Experiencing great art in
whatever medium makes our sense of things different, however briefly, but for
that to happen we have to be open to the act of perception. The late Susan
Sontag’s much-quoted call for an ‘erotics of art’ reminded us that too much
interpretation of art can blunt our sensual experience of it. At the same time,
art which is detached from its context and co-opted as a symbol of taste and
refinement also loses its power to ravish or disturb. One five-star Melbourne
hotel seems to have the same plangent baroque oboe concerto on a tape loop in
its marbled foyer; classical music is used to accompany TV nature docos, a
genre known, according to Robert Hughes, as ‘bugs f*cking
to Mozart’. In both cases we’re not actually meant to hear the music; it’s just
there to remind us that everything is really nice.
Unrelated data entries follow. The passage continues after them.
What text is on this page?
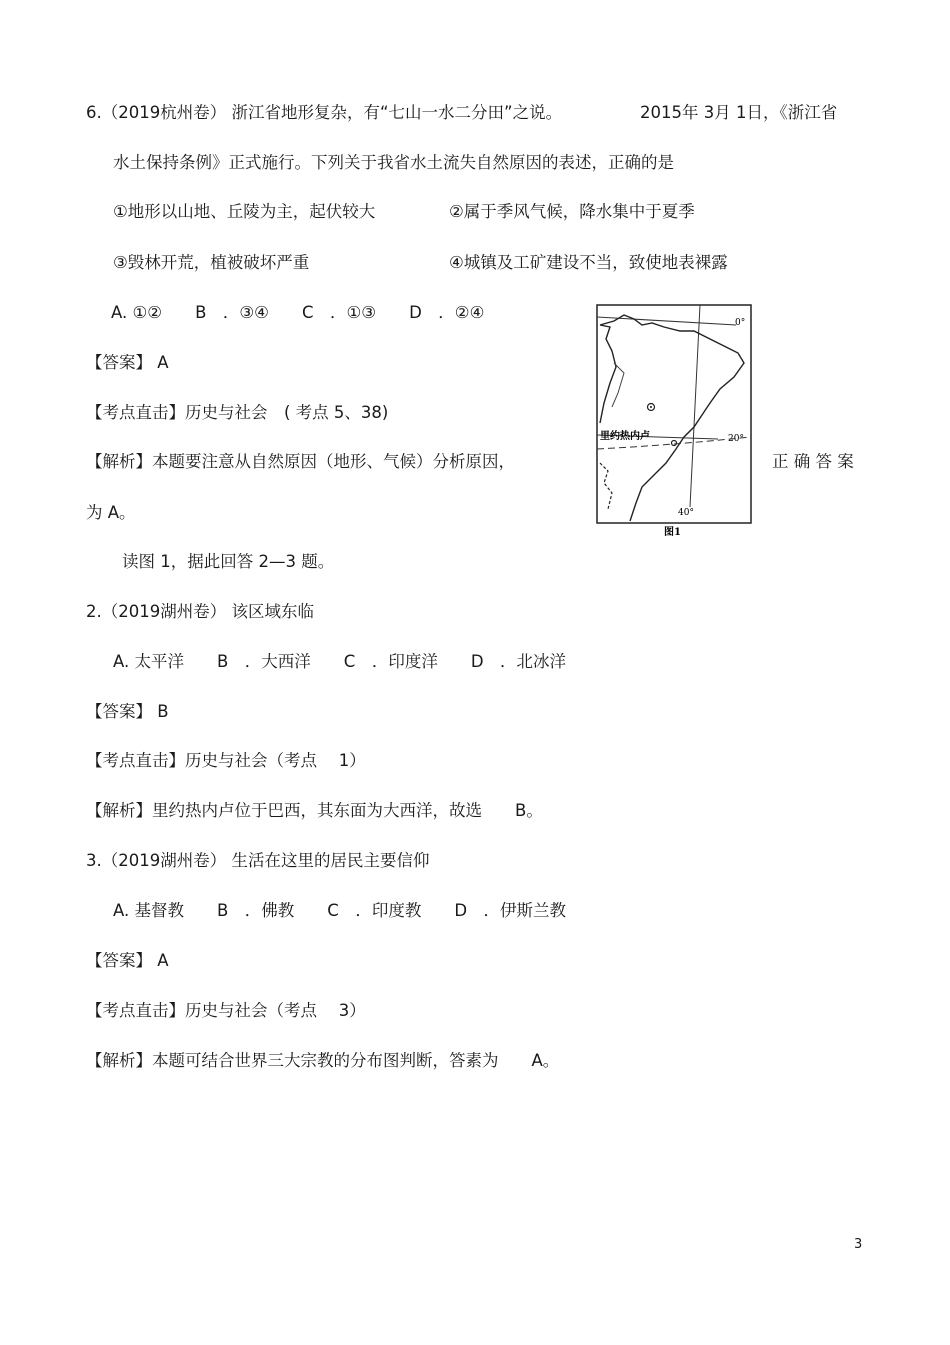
6.（2019杭州卷） 浙江省地形复杂，有“七山一水二分田”之说。	2015年 3月 1日，《浙江省
水土保持条例》正式施行。下列关于我省水土流失自然原因的表述，正确的是
①地形以山地、丘陵为主，起伏较大	②属于季风气候，降水集中于夏季
③毁林开荒，植被破坏严重	④城镇及工矿建设不当，致使地表裸露
A. ①②　　B　．③④　　C　．①③　　D　．②④
【答案】 A
【考点直击】历史与社会　( 考点 5、38)
【解析】本题要注意从自然原因（地形、气候）分析原因，	正 确 答 案
为 A。
0°
20°
40°
里约热内卢
图1
读图 1，据此回答 2—3 题。
2.（2019湖州卷） 该区域东临
A. 太平洋　　B　．大西洋　　C　．印度洋　　D　．北冰洋
【答案】 B
【考点直击】历史与社会（考点　 1）
【解析】里约热内卢位于巴西，其东面为大西洋，故选　　B。
3.（2019湖州卷） 生活在这里的居民主要信仰
A. 基督教　　B　．佛教　　C　．印度教　　D　．伊斯兰教
【答案】 A
【考点直击】历史与社会（考点　 3）
【解析】本题可结合世界三大宗教的分布图判断，答素为　　A。
3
In the late 1930s Sergei Prokofiev,
a composer who had survived Stalin’s Great Terror, attempted to portray some
glimmer of humanity in his ballet Romeo
and Juliet, one of the western culture’s iconic tragedies. Six decades
later ABC Classic FM assures us that ‘ironing is thrilling’ when you’ve got
Prokofiev’s music on in the background. Concert promoters need to sell tickets
and radio stations need to chase ratings, but we need to be careful not to
project a level of naiveté onto the audience, misrepresent works of art and
insult the creators and performers in the service of marketing.
The Catalans have a
distinctive Christmas tradition. Nativity cribs include the usual suspects –
Holy Family, shepherds, magi, animals – but there’s also a man, called the caganer, taking a
crap in the corner of the stable. Shocking, yes; blasphemous,
no. It’s a powerful image of how the Incarnation is an acceptance of
humanity in its fullness; it stops the scene from turning into a kitsch
fairytale.
Likewise, good art is the
enemy of kitsch, offering the opportunity to explore, reflect on and play out
the implications of being human in the widest sense. Shakespeare and Mozart,
Austen and White (and many others) are central to our culture and value-system
for precisely that reason. But we need to do the works and the artists the
courtesy of giving them our attention (so turn off the iron), of making an
effort to know the work’s original context, and understanding that they might
just discomfort us. Only then will what we see be actually what we get.